Friday, May 23, 2008
I had the opportunity to visit with Karen Wells, Orange's historian. She has a collection of maps from 1914. Their generous scale, beauty and detail offered us a wealth of information. We could see the great houses that lined Main Street giving way to commercial buildings, as the estates moved to Seven Oaks, Orange's built-in suburb, which was laid out by Frederick Law Olmsted according to Karen. It was fascinating to ponder what was there and what wasn't. Her house had been built, but my childhood home on Olcott Street had not. Oakwood Avenue School was there, but Friendship House was not.
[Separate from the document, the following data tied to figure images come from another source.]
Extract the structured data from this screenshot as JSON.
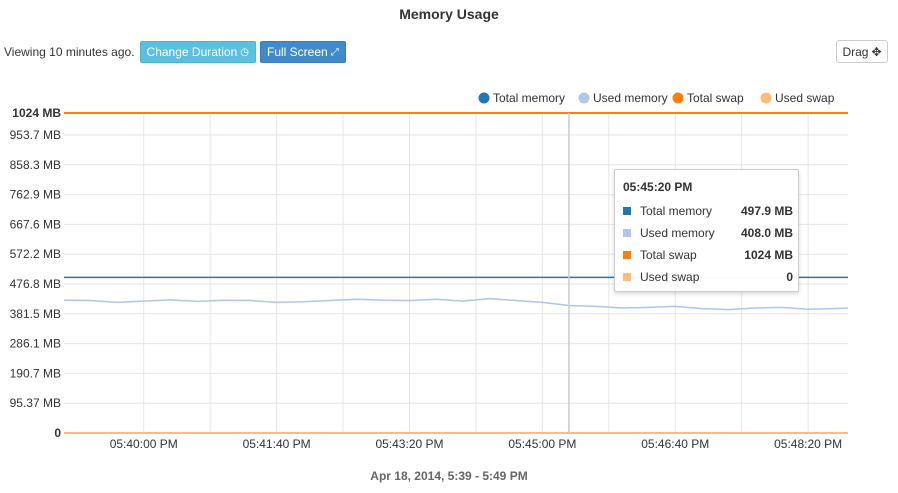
{
  "title": "Memory Usage",
  "toolbar": {
    "viewing_text": "Viewing 10 minutes ago.",
    "change_duration_label": "Change Duration",
    "change_duration_icon": "clock-icon",
    "full_screen_label": "Full Screen",
    "full_screen_icon": "expand-arrows-icon",
    "drag_label": "Drag",
    "drag_icon": "move-icon"
  },
  "legend": [
    {
      "label": "Total memory",
      "color": "#1f77b4"
    },
    {
      "label": "Used memory",
      "color": "#aec7e8"
    },
    {
      "label": "Total swap",
      "color": "#ff7f0e"
    },
    {
      "label": "Used swap",
      "color": "#ffbb78"
    }
  ],
  "tooltip": {
    "time": "05:45:20 PM",
    "rows": [
      {
        "key": "Total memory",
        "value": "497.9 MB",
        "color": "#1f77b4"
      },
      {
        "key": "Used memory",
        "value": "408.0 MB",
        "color": "#aec7e8"
      },
      {
        "key": "Total swap",
        "value": "1024 MB",
        "color": "#ff7f0e"
      },
      {
        "key": "Used swap",
        "value": "0",
        "color": "#ffbb78"
      }
    ]
  },
  "footer": "Apr 18, 2014, 5:39 - 5:49 PM",
  "chart_data": {
    "type": "line",
    "x_unit": "time",
    "xlim": [
      "05:39:00 PM",
      "05:48:50 PM"
    ],
    "ylim": [
      0,
      1024
    ],
    "y_ticks": [
      {
        "label": "1024 MB",
        "value": 1024,
        "bold": true
      },
      {
        "label": "953.7 MB",
        "value": 953.7
      },
      {
        "label": "858.3 MB",
        "value": 858.3
      },
      {
        "label": "762.9 MB",
        "value": 762.9
      },
      {
        "label": "667.6 MB",
        "value": 667.6
      },
      {
        "label": "572.2 MB",
        "value": 572.2
      },
      {
        "label": "476.8 MB",
        "value": 476.8
      },
      {
        "label": "381.5 MB",
        "value": 381.5
      },
      {
        "label": "286.1 MB",
        "value": 286.1
      },
      {
        "label": "190.7 MB",
        "value": 190.7
      },
      {
        "label": "95.37 MB",
        "value": 95.37
      },
      {
        "label": "0",
        "value": 0,
        "bold": true
      }
    ],
    "x_ticks": [
      "05:40:00 PM",
      "05:41:40 PM",
      "05:43:20 PM",
      "05:45:00 PM",
      "05:46:40 PM",
      "05:48:20 PM"
    ],
    "x_ticks_minor": [
      "05:40:50 PM",
      "05:42:30 PM",
      "05:44:10 PM",
      "05:45:50 PM",
      "05:47:30 PM"
    ],
    "hover_x": "05:45:20 PM",
    "grid": true,
    "legend_position": "top-right",
    "series": [
      {
        "name": "Total memory",
        "color": "#1f77b4",
        "points": [
          [
            "05:39:00 PM",
            497.9
          ],
          [
            "05:48:50 PM",
            497.9
          ]
        ]
      },
      {
        "name": "Used memory",
        "color": "#aec7e8",
        "points": [
          [
            "05:39:00 PM",
            425
          ],
          [
            "05:39:20 PM",
            424
          ],
          [
            "05:39:40 PM",
            418
          ],
          [
            "05:40:00 PM",
            422
          ],
          [
            "05:40:20 PM",
            426
          ],
          [
            "05:40:40 PM",
            421
          ],
          [
            "05:41:00 PM",
            425
          ],
          [
            "05:41:20 PM",
            424
          ],
          [
            "05:41:40 PM",
            418
          ],
          [
            "05:42:00 PM",
            420
          ],
          [
            "05:42:20 PM",
            424
          ],
          [
            "05:42:40 PM",
            428
          ],
          [
            "05:43:00 PM",
            425
          ],
          [
            "05:43:20 PM",
            424
          ],
          [
            "05:43:40 PM",
            428
          ],
          [
            "05:44:00 PM",
            422
          ],
          [
            "05:44:20 PM",
            430
          ],
          [
            "05:44:40 PM",
            424
          ],
          [
            "05:45:00 PM",
            418
          ],
          [
            "05:45:20 PM",
            408
          ],
          [
            "05:45:40 PM",
            405
          ],
          [
            "05:46:00 PM",
            400
          ],
          [
            "05:46:20 PM",
            402
          ],
          [
            "05:46:40 PM",
            405
          ],
          [
            "05:47:00 PM",
            398
          ],
          [
            "05:47:20 PM",
            395
          ],
          [
            "05:47:40 PM",
            400
          ],
          [
            "05:48:00 PM",
            402
          ],
          [
            "05:48:20 PM",
            396
          ],
          [
            "05:48:40 PM",
            398
          ],
          [
            "05:48:50 PM",
            400
          ]
        ]
      },
      {
        "name": "Total swap",
        "color": "#ff7f0e",
        "points": [
          [
            "05:39:00 PM",
            1024
          ],
          [
            "05:48:50 PM",
            1024
          ]
        ]
      },
      {
        "name": "Used swap",
        "color": "#ffbb78",
        "points": [
          [
            "05:39:00 PM",
            0
          ],
          [
            "05:48:50 PM",
            0
          ]
        ]
      }
    ]
  }
}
Nor had the Parrow Street housing projects been built -- they didn't go up until 1951. We searched for the major churches. What we call "Orange" was once the center of a much larger area, and the great churches were centralized in the core. The churches stayed when the residential areas split off to make their own cities. Karen pointed out that a number of these historic houses of worship is equipped with a magnificent organ. We wondered what it would take to create an organ festival on Main Street?
Thursday, May 22, 2008
Main Street in Hackensack is pointedly urban. I hadn't thought much about its river connection until I had the opportunity to get a bird's eye from a friend's apartment. From the eighth floor of a Main Street apartment building with a panoramic view, I could see the river's curves and grassy banks define a terrain just east of center city. The contrasting parts of the city -- waterway and street -- had a pleasing harmony in the midst of a jumble of stuff: the NY skyline, steam from a factory of some kind, and the odd patchwork of the Hackensack's urbanism. My friend said they had taken the apartment for the joy of the view. "One night there was a full moon reflecting off the river -- it was so beautiful, but we hadn't seen that before."